Intesa Sanpaolo accetterebbe di buon grado una «micro tassa» sulle transazioni finanziarie, una sorta di Tobin tax per rimediare agli eccessi della speculazione. Corrado Passera rompe il fronte delle banche, finora compatto contro il proposito giunto sul tavolo del G20 di imporre all’industria del credito internazionale di restituire ai contribuenti almeno parte degli aiuti pubblici ricevuti nel pieno della crisi. A patto però che il balzello sia minimo, «non distorca il mercato» e sia applicato a «tutte le transazioni ed erga omnes». «Si parla di una tassazione sulle transazioni finanziarie: c’è stata una grande reazione negativa ma, secondo me, è una cosa di cui si può parlare», ha proseguito Passera. Il ragionamento ruota attorno alla necessità di rimediare alle sperequazioni esistenti tra i Paesi europei: in alcuni Stati i redditi delle banche sono tassati al 20%, mentre in Italia l’aliquota è intorno al 40%. Ma il numero uno di Intesa va oltre, insiste sul fatto che in Italia gli ingranaggi del fisco siano «da rivedere. Abbiamo alcune rendite finanziarie che sono tassate particolarmente poco. Secondo me, non sarebbe strano guardarci dentro e trovare delle occasioni di armonizzazione a livello europeo che potrebbero portare un beneficio nelle casse dello Stato». Rimediare al problema sarebbe anzi «del tutto ragionevole». Passera puntualizza che non si riferisce ai Bot, l’eterno amore delle famiglie italiane, ma è indubbio che la mano del fisco è più leggera proprio con i titoli di Stato e con i guadagni in conto capitale ottenuti per esempio dalla compravendita di azioni (il cosiddetto capital gain) di quanto non accada invece per i conti correnti.

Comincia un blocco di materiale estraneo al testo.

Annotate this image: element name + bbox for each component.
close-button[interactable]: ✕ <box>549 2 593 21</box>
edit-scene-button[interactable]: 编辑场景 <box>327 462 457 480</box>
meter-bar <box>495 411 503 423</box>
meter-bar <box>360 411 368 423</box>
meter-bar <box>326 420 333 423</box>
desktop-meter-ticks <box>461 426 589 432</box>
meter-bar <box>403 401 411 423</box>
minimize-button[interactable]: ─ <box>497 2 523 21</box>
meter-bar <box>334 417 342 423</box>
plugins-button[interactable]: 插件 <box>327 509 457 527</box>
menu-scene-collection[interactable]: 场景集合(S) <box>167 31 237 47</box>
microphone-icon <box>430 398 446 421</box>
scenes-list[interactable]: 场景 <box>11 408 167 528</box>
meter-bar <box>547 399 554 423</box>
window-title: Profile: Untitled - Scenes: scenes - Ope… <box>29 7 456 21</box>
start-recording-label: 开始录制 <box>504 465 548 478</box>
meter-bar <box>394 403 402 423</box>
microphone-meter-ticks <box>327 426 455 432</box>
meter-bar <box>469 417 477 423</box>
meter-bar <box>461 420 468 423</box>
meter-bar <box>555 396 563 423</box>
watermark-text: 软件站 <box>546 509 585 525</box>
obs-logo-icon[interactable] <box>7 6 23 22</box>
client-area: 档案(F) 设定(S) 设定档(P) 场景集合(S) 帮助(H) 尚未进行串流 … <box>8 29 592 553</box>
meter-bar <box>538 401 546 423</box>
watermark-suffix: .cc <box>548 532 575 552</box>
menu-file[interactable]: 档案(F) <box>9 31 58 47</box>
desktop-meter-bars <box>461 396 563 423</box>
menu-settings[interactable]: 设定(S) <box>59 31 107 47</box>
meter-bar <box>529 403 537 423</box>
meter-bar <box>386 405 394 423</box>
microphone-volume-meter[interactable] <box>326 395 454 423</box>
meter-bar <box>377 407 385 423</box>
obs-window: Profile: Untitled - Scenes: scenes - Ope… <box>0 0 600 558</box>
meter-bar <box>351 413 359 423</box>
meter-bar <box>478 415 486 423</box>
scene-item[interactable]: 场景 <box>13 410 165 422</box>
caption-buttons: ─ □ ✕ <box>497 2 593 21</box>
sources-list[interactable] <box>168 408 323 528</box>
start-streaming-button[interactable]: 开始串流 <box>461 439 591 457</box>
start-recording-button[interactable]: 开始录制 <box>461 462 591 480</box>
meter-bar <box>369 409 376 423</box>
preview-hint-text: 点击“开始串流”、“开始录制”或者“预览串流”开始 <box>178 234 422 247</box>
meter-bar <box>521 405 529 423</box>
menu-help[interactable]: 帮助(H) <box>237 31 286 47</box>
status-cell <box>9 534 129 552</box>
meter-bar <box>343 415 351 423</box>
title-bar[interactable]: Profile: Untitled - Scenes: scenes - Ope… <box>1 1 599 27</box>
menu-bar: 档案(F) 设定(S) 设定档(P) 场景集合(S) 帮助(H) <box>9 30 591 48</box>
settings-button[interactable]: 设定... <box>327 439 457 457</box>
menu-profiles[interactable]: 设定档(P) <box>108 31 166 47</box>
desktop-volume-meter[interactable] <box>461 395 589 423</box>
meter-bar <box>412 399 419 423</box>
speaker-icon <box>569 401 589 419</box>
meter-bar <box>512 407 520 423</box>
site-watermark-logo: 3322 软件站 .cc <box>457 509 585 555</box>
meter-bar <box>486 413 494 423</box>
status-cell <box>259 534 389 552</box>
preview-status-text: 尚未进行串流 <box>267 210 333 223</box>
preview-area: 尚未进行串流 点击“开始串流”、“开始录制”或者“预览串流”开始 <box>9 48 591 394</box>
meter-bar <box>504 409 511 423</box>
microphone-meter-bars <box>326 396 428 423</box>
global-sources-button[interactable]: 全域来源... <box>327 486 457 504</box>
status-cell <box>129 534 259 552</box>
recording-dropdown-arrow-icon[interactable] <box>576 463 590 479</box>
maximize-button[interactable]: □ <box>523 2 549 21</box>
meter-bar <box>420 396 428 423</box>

Passera torna poi a bocciare l’idea di Inghilterra, Francia e Germania di introdurre un prelievo che colpisca almeno tutte le banche europee. Bisogna tenere conto che nel pieno della crisi le stesse misure d’emergenza sono state diverse, alcuni Paesi come l’Inghilterra hanno gettato miliardi di denaro pubblico per puntellare sistemi bancari malconci e contenere il panico dei correntisti accalcati fuori dalle filiali di Northern Rock. «Non è strano che questi governi ipotizzino tasse che permettano di recuperare parte di questi investimenti», ha detto Passera. Altri Stati invece, come l’Italia, «non hanno dovuto salvare alcuna banca»; l’unico intervento del Tesoro sono stati i Tremonti-bond utilizzati da Monte Paschi e da una manciata di popolari.
Quanto invece al braccio di ferro in corso tra la Fiat e la Fiom per il destino di Pomigliano, Passera insiste sulla necessità di «trovare il modo di mantenere in italia, alle giuste condizioni, l’attività manifatturiera e attirare dall’estero gli investimenti che senza contratti adeguati non ci sarebbero».

Come prova di impegno tangibile per le pmi ieri Intesa ha siglato un accordo con la Banca Europea degli Investimenti: sul tavolo ci sono 680 milioni per finanziarie iniziative industriali e nuovi servizi per le piccole e medie imprese, attività nelle energie rinnovabili e progetti infrastrutturali.